MÚSICA

Gustavito lança “Me Gusta!”, álbum que privilegia a leveza e delicadeza dos afetos

Nova levada de canções de amor e esperança nasceu do relacionamento romântico com a mentora em autoconhecimento feminino Camila Borenstain

Por Raphael Vidigal Aroeira
Publicado em 06 de maio de 2025 | 06:00

Gustavito parece estar iniciando a carreira, pelo menos é assim que ele se sente. “É como se fosse meu primeiro álbum, embora já seja o meu oitavo”, diverte-se o músico, que atribui a sensação ao próprio perfeccionismo. “Finalmente não tenho nenhuma ressalva quanto ao resultado final de um trabalho meu”, declara.

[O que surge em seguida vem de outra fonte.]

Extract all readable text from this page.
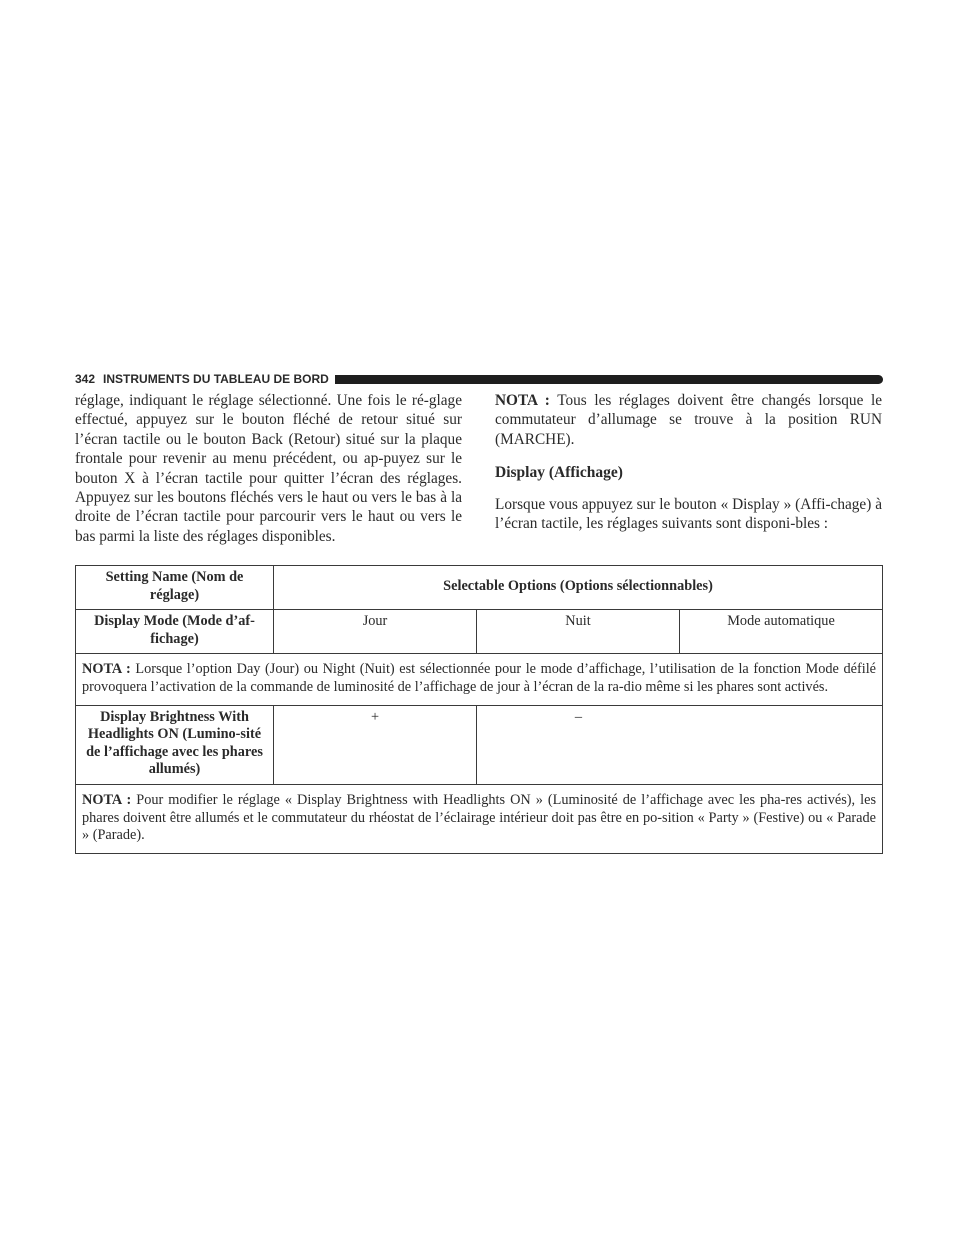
342 INSTRUMENTS DU TABLEAU DE BORD

réglage, indiquant le réglage sélectionné. Une fois le ré-glage effectué, appuyez sur le bouton fléché de retour situé sur l’écran tactile ou le bouton Back (Retour) situé sur la plaque frontale pour revenir au menu précédent, ou ap-puyez sur le bouton X à l’écran tactile pour quitter l’écran des réglages. Appuyez sur les boutons fléchés vers le haut ou vers le bas à la droite de l’écran tactile pour parcourir vers le haut ou vers le bas parmi la liste des réglages disponibles.

NOTA : Tous les réglages doivent être changés lorsque le commutateur d’allumage se trouve à la position RUN (MARCHE).

Display (Affichage)

Lorsque vous appuyez sur le bouton « Display » (Affi-chage) à l’écran tactile, les réglages suivants sont disponi-bles :

Setting Name (Nom de réglage)	Selectable Options (Options sélectionnables)		
Display Mode (Mode d’af-fichage)	Jour	Nuit	Mode automatique
NOTA : Lorsque l’option Day (Jour) ou Night (Nuit) est sélectionnée pour le mode d’affichage, l’utilisation de la fonction Mode défilé provoquera l’activation de la commande de luminosité de l’affichage de jour à l’écran de la ra-dio même si les phares sont activés.			
Display Brightness With Headlights ON (Lumino-sité de l’affichage avec les phares allumés)	+	–	
NOTA : Pour modifier le réglage « Display Brightness with Headlights ON » (Luminosité de l’affichage avec les pha-res activés), les phares doivent être allumés et le commutateur du rhéostat de l’éclairage intérieur doit pas être en po-sition « Party » (Festive) ou « Parade » (Parade).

O sentimento de plenitude refere-se a “Me Gusta!”, disco que ele acaba de colocar na praça, e cujo título exclamativo brinca com a alcunha do artista, ao mesmo tempo em que se vale de uma conhecida expressão em espanhol entre os brasileiros. “O batismo do álbum veio como um trocadilho com meu próprio nome, mas trazendo também esse sentido que se relaciona com a temática das músicas, do gostar e do gostoso. Acredito que, esteticamente, alcançamos um álbum muito gostoso de se ouvir”, aposta o compositor.

Ao longo das oito faixas do lançamento, o afeto dá as cartas. Apenas a que abre-alas, “Dona Zica” (de André Miranda), não é assinada pelo anfitrião. Juliana Linhares, Paloma Del Cerro e Tainá são convidadas em “Saudade”, “El Fuego Danza” e “E Se Vier”, respectivamente, esta última em parceria com Camila Borenstain, que também ajudou a compor “Ela Vem pra Dançar” e “Nanaê”, encerrando o álbum.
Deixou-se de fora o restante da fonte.